Pen maintenance, feed delivery and cattle health monitoring—they all add up.

“There is no room for error. It’s a sole responsibility,” Ryan says. “The job we do at the feedlot impacts our customers. There’s a lot of money involved…it’s their livelihood.”

When he went out to manage the new Sterling yard, Ryan didn’t want to take a day off for several months. “That’s when I felt the weight of the responsibility. We had expectations and a good customer base…”

It’s not like a Timmerman to let people down.

Late into a Friday night, Norm might go by Kristin and Jeff’s neighboring offices in McCook and see lights still on in the back, a lone car parked out front. That’s when he knows they’ve got it, too.

“These are the things that are important to the Timmerman family: their faith, being a good family member, working hard at what you’re doing,” Kristin says.

She and Jeff bring a fresh perspective to the finances, giving purchasing advice and making insurance decisions.

“My dad and I knew the outside very well, but needed someone in the back that could complement us–luckily we had family that could do that,” Jason says.

There’s no CFO he’d trust more.

Leo’s legacy

They had a good example of seeing partnership in action. Timmerman Feeding of Springfield, Neb., started by Leo Timmerman, was into the hands of the next generation, brothers Gerald, James, Ronnie and Norm, when they expanded to Indianola, some 250 miles west.

“This was a farm and we built it from scratch,” Norm says. “We came here in March 1973 and in October 1973, we had cattle in here already.”

There was no mill, no chute, no scale house.

“The office started in our trailer house, where we lived. The office was our kitchen table,” Norm says, giving credit to his wife, Sharon. She kept the books there by day and made it a home by night.

“I say my mother was the glue for my father, and Sharon’s the glue for me,” he says. “I think she just listens better than I do sometimes.”

Then there was the support of the brothers in their own locations, managing finances, business development and risk.

“I’ve only had two jobs in my life, the Marine Corps and Timmerman feedlots,” Norm says. After school and the service he joined the brothers who worked together for the next 50 years. “We felt like this is where they needed us, and this is where we wanted to be.”

By this decade, with the third generation involved, there were dads and uncles working with sons and nephews. Roles were getting harder to define and rather than set limits on who traded out of what account or trying to come up with a consensus on big decisions, it was a natural time to let each Timmerman branch individually exercise their entrepreneurial spirit.

They gave their children the opportunity Leo Timmerman gave them.

“He was really a person that showed a lot of confidence in us boys, and he was the one who gave us the chance and it’s where it all started,” Norm says.

“The boys” learned as they went. Norm fed cattle off a team of horses, and drove semis loaded with hay through Omaha at just 16.

Handing over responsibilities to Jason felt like the natural chain of events.

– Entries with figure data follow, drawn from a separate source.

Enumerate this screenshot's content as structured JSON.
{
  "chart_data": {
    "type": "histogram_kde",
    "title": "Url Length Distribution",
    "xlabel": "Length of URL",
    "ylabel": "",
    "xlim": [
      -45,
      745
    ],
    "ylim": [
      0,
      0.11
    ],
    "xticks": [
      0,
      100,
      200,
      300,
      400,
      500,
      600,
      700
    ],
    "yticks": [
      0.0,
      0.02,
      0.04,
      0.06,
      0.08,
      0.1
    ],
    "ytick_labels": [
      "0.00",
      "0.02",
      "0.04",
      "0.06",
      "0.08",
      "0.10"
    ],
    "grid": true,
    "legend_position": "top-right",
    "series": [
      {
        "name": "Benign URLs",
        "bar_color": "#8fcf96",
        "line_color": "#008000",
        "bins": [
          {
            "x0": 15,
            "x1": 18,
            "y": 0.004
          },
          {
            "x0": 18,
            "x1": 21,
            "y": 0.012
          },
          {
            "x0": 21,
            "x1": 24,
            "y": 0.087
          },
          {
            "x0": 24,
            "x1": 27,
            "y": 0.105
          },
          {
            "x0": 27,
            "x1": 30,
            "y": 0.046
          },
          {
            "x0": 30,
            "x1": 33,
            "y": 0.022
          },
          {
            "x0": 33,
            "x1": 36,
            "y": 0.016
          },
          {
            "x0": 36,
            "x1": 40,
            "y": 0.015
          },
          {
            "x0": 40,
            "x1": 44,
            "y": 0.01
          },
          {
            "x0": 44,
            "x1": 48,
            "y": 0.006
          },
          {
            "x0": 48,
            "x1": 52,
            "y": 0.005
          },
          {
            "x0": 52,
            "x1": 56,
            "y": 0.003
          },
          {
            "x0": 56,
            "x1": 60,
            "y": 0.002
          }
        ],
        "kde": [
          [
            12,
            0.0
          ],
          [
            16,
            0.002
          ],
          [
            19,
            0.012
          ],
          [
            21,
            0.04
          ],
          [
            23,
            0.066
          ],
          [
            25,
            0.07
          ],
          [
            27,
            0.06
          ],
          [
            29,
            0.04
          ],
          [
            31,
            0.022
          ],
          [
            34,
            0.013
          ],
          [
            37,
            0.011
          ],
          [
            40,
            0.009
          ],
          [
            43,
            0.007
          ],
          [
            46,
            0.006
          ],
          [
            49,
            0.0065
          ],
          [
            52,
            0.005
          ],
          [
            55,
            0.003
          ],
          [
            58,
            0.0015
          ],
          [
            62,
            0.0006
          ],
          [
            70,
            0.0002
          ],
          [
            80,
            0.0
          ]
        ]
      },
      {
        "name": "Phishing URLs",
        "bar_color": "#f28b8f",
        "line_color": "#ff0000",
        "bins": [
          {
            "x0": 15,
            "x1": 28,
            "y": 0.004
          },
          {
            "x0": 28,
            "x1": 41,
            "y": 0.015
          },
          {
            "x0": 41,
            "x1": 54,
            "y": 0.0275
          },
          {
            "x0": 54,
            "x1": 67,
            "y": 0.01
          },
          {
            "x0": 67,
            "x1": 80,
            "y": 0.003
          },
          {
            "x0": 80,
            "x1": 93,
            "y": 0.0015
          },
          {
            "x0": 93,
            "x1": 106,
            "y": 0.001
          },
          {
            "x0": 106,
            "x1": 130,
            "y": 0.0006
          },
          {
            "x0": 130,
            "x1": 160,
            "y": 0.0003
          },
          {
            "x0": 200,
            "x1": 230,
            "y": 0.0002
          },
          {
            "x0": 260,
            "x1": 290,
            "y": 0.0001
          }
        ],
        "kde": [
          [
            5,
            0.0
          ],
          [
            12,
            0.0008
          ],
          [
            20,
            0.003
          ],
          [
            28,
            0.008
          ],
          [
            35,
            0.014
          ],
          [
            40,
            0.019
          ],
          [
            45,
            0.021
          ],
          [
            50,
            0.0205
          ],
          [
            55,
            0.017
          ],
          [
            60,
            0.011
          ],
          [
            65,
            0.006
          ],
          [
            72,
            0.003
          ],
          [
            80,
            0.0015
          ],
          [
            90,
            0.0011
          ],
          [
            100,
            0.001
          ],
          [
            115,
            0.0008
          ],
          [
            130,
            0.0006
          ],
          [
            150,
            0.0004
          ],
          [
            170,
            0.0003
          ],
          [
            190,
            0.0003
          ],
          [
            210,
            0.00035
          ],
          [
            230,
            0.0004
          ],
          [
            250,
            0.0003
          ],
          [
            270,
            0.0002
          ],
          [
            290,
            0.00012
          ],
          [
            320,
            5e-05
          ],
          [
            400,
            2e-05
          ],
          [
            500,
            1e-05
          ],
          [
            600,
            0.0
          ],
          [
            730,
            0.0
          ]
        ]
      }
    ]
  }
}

“It evolved to where I was doing more, more and more,” Jason says, noting the risk management shifted to him through the years. “Then it’s how do you keep it organized? Trial and error. Mistakes, mistakes, mistakes.”

Years like 2014 remind them it’s fun to make money. Years like 2015 keep them humble.

“I don’t think it will ever be easy. You’re in an environment dealing with people, dealing with Mother Nature. You’ve got the element of risk,” Jason says. “It will never be easy, it’s just about how you manage your way through it.”

History says they’ll do it. Being a Timmerman means they’ll do it well.